El alto el fuego entre Rusia y Ucrania, mediado por Estados Unidos, parecía estar sometido a una fuerte presión en su segundo día el domingo, ya que ambas partes se acusaban mutuamente de violar el acuerdo mediante ataques perpetrados durante el fin de semana.
La tregua de tres días, anunciada el viernes por el presidente Donald Trump, forma parte de una iniciativa de paz más amplia liderada por Estados Unidos que, hasta ahora, no ha logrado poner fin a una guerra que dura ya más de cuatro años, a pesar de meses de diplomacia itinerante.
El presidente Volodímir Zelenski afirmó que Rusia se había abstenido de llevar a cabo ataques aéreos y con misiles a gran escala, pero que continuaba con los asaltos en partes del frente donde sus fuerzas están avanzando.

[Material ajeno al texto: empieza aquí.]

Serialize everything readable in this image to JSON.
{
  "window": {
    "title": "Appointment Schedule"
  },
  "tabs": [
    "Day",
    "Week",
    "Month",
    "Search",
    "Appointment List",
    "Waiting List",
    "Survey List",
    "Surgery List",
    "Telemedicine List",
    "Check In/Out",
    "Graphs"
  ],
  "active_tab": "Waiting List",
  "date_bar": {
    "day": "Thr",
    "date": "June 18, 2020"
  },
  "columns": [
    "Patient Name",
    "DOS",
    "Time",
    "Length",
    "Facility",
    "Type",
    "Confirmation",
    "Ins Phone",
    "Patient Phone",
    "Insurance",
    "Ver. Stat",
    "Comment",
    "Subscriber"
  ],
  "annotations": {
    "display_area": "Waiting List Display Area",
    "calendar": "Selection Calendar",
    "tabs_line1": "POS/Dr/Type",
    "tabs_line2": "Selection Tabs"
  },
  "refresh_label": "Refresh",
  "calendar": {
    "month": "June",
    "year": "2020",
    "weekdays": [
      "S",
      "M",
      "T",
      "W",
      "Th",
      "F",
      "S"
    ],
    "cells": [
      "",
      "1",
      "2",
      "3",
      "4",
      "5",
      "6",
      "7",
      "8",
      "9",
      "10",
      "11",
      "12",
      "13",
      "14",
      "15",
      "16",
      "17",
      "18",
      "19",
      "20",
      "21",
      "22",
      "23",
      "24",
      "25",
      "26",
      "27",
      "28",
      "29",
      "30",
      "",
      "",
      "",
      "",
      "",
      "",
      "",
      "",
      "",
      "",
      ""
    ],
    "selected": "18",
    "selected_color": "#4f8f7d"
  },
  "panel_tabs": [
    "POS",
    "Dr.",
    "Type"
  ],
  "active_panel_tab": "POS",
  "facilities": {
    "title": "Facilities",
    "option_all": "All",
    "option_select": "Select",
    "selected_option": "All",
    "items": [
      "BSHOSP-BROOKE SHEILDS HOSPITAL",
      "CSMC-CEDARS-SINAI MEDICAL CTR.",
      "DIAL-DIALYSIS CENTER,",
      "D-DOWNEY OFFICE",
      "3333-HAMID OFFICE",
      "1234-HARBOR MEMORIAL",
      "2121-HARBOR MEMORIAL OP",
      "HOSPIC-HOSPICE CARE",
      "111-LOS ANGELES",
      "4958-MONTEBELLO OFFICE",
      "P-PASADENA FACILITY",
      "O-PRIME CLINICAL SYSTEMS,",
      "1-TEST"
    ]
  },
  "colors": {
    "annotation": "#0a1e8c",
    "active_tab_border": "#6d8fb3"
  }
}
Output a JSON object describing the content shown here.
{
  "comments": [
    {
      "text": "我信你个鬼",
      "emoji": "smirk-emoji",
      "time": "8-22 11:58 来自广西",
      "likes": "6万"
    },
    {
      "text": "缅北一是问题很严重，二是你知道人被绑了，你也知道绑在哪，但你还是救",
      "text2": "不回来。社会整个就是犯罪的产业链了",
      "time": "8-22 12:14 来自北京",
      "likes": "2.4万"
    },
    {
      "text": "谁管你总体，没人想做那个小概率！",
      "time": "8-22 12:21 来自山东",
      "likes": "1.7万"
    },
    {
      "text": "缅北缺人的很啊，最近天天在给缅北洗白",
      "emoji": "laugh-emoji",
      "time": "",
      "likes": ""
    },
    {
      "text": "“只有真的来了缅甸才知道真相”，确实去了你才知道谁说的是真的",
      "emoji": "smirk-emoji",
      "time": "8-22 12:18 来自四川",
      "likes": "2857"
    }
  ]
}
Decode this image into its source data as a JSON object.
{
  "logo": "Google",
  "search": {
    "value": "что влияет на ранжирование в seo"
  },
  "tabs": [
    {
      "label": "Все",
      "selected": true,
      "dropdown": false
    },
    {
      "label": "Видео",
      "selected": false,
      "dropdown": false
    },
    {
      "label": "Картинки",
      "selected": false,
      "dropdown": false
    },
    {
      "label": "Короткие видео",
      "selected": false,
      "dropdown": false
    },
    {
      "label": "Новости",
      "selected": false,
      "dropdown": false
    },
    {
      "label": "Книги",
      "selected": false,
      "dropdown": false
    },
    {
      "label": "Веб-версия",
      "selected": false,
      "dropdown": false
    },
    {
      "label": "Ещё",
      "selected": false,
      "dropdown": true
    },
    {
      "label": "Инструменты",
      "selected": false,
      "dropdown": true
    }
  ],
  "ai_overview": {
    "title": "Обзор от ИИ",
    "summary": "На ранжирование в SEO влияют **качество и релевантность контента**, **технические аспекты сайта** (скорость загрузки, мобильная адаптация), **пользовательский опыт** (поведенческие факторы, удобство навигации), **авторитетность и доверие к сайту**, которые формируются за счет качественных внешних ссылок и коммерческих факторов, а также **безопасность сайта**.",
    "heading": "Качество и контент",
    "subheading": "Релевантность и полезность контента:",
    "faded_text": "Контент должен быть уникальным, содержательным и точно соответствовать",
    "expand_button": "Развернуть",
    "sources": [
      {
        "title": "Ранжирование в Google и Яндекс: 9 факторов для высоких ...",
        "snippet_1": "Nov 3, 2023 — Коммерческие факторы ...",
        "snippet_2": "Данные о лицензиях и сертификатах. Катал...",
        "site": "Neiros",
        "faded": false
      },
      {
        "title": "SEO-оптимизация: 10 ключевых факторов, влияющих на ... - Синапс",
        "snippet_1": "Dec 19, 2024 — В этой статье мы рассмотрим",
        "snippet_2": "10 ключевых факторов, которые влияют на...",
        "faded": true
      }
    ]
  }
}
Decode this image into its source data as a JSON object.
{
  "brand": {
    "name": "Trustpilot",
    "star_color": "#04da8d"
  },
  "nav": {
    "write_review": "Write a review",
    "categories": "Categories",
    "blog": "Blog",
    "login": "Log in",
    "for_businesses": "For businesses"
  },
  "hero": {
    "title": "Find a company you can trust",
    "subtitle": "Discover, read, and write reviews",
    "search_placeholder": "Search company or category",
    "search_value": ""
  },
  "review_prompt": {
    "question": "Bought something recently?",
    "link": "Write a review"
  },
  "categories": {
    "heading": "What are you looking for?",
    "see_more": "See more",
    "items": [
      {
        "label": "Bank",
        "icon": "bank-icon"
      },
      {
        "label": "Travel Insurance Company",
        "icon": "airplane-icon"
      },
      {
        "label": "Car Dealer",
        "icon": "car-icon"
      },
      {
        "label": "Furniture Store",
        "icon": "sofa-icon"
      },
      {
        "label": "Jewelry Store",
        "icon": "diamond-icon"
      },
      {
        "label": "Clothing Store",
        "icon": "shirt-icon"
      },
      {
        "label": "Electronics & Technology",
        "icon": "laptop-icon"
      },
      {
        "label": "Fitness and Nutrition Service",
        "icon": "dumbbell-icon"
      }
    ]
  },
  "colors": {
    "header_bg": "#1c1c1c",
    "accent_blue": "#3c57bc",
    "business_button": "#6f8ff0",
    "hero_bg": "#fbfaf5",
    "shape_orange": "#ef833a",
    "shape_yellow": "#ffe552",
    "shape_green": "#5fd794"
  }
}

«En otras palabras, el ejército ruso no está respetando ningún alto el fuego en el frente y ni siquiera lo está intentando especialmente», dijo en su discurso vespertino, añadiendo que las tropas ucranianas estaban respondiendo y defendiendo sus posiciones.
El domingo, el ministerio de Defensa ruso acusó a Ucrania de incumplir la tregua, afirmando que había derribado 57 drones ucranianos durante el día anterior y que había «respondido de la misma manera» en el campo de batalla.